The four finalists, from the four grade 9 classes were:
The Alchemist
The Illustrated Man
Boy in the Striped Pajamas

We could not be happier. Here we have The Alchemist, a classic novel acting as a mass-metaphor for living life and following your dreams, up against a free-verse style poetry collection detailing (in a sometimes graphic manner) the struggle of a young woman’s drug addiction in Crank. Across the table from those two are equally surprising selections. The Illustrated Man, unlike its opponents, is a collection of science-fiction short stories, written 60 years ago, detailing harrowing tales of alien encounters and the dangers of technologies. Whereas the Boy in the Striped Pajamas is historical fiction, following two nine-year-old boys developing a relationship through a concentration-camp fence, building bonds beyond the German/Jew demands of their society. Each of the four has varying themes and messages, from the need to reject peer pressure and build self-reliance, to multi-culturalism and hope.

100 students, from four classrooms, came together and found a collection of books, some of which most teachers would never have considered, and told us what we were missing. Which teacher would have thought that The Illustrated Man, written in the time of their grand-parents, would garner 22% of the popular vote? Which teacher would have believed that Crank could inspire a male reader to defend a female protagonist’s fight against drugs through poetry?! The point is, by the end of the debates every student had read two books, every student researched at least one other, and every student asked him/herself the question, “What book has meaning for me as a grade 9 student?”

It was beautiful. Two weeks later students were asking each other which book to read next. For students and teachers, we consider this unit a win.
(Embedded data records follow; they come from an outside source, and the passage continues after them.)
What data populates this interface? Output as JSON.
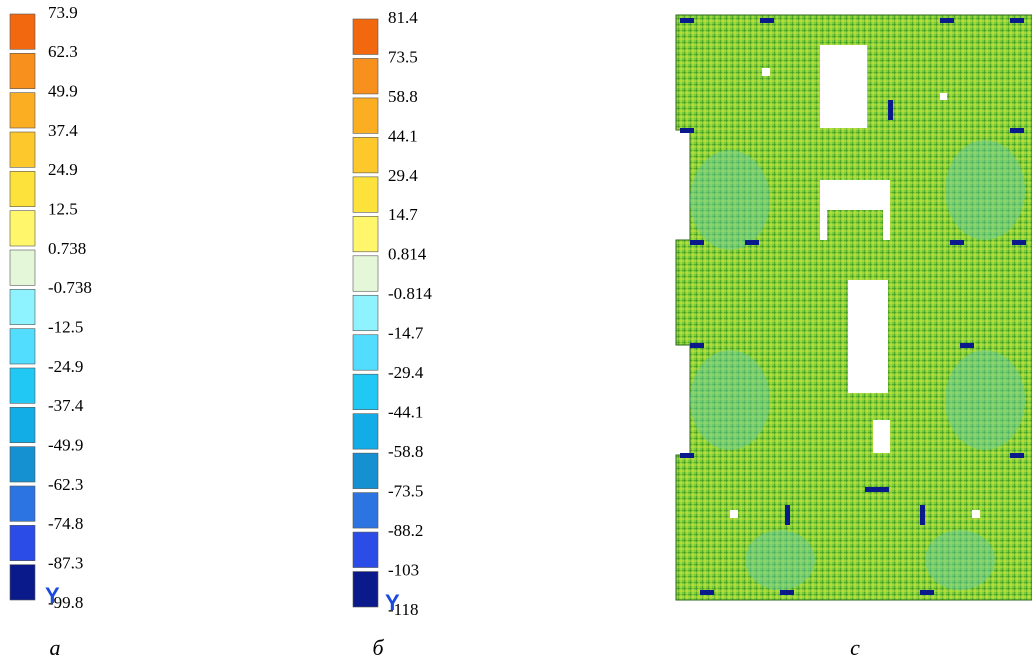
{
  "legend_a": {
    "labels": [
      "73.9",
      "62.3",
      "49.9",
      "37.4",
      "24.9",
      "12.5",
      "0.738",
      "-0.738",
      "-12.5",
      "-24.9",
      "-37.4",
      "-49.9",
      "-62.3",
      "-74.8",
      "-87.3",
      "-99.8"
    ],
    "colors": [
      "#f2680f",
      "#f7901c",
      "#fbae22",
      "#fcc82c",
      "#fde23c",
      "#fff66c",
      "#e4f8d9",
      "#8ef2ff",
      "#52ddff",
      "#22c8f4",
      "#12ade6",
      "#1590d0",
      "#2c74e2",
      "#2c4ce8",
      "#0a1a8a"
    ],
    "axis": "Y",
    "caption": "a"
  },
  "legend_b": {
    "labels": [
      "81.4",
      "73.5",
      "58.8",
      "44.1",
      "29.4",
      "14.7",
      "0.814",
      "-0.814",
      "-14.7",
      "-29.4",
      "-44.1",
      "-58.8",
      "-73.5",
      "-88.2",
      "-103",
      "-118"
    ],
    "colors": [
      "#f2680f",
      "#f7901c",
      "#fbae22",
      "#fcc82c",
      "#fde23c",
      "#fff66c",
      "#e4f8d9",
      "#8ef2ff",
      "#52ddff",
      "#22c8f4",
      "#12ade6",
      "#1590d0",
      "#2c74e2",
      "#2c4ce8",
      "#0a1a8a"
    ],
    "axis": "Y",
    "caption": "б"
  },
  "plot": {
    "caption": "c"
  }
}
If you host your own ____ Reads competition at your school, please let us know. We would love to connect and hear how you adapted the unit.


Lisa said...

Mr. Publack,

This is a truly inspiring idea for many reasons. Your own love of reading and passion for literature has directly influenced your students and it seems like they have grown as critical thinkers and readers through this project.
When I was in school, I always wondered why or how books were chosen but there was a never a place to explore my questions and my thoughts were never entertained because it wouldn`t have made a difference if I thought a book was meaningful to my education. My love of reading developed outside of the classroom which was a shame because as you know so much can be explored and questioned with peers and teachers.
Its a teachers dream to experience students passionately debate over literature and come together as a community of critical readers. I would have loved to be a part of those conversations.
If they didn`t already have a love for reading, I am sure the roots are firmly planted in many students for a lifelong appreciation of literature, its place in education, and its representation of the state of the world.
Great work Grade 9`s, as always I am impressed by the depth and intelligence your work conveys. I commend the teachers for inspiring your students to find quality reads on their own while giving them great tools of critique and assessment to use in their journey.

Kindest Regards,

Lisa Nguyen

Garry McKinnon said...

Jason, it is a great blog that you have written on behalf of the grade 9 Humanities teachers and student teachers who were involved in this exciting initiative. The website that was created to provide a comprehensive description of the CSS Reads process is very well done. The high level of engagement of the grade 9 students and teachers is a true measure of the success of this innovative approach to promote reading. Hopefully readers of your blog will take up the challenge to host a similar competition in their schools and to share their experience with others.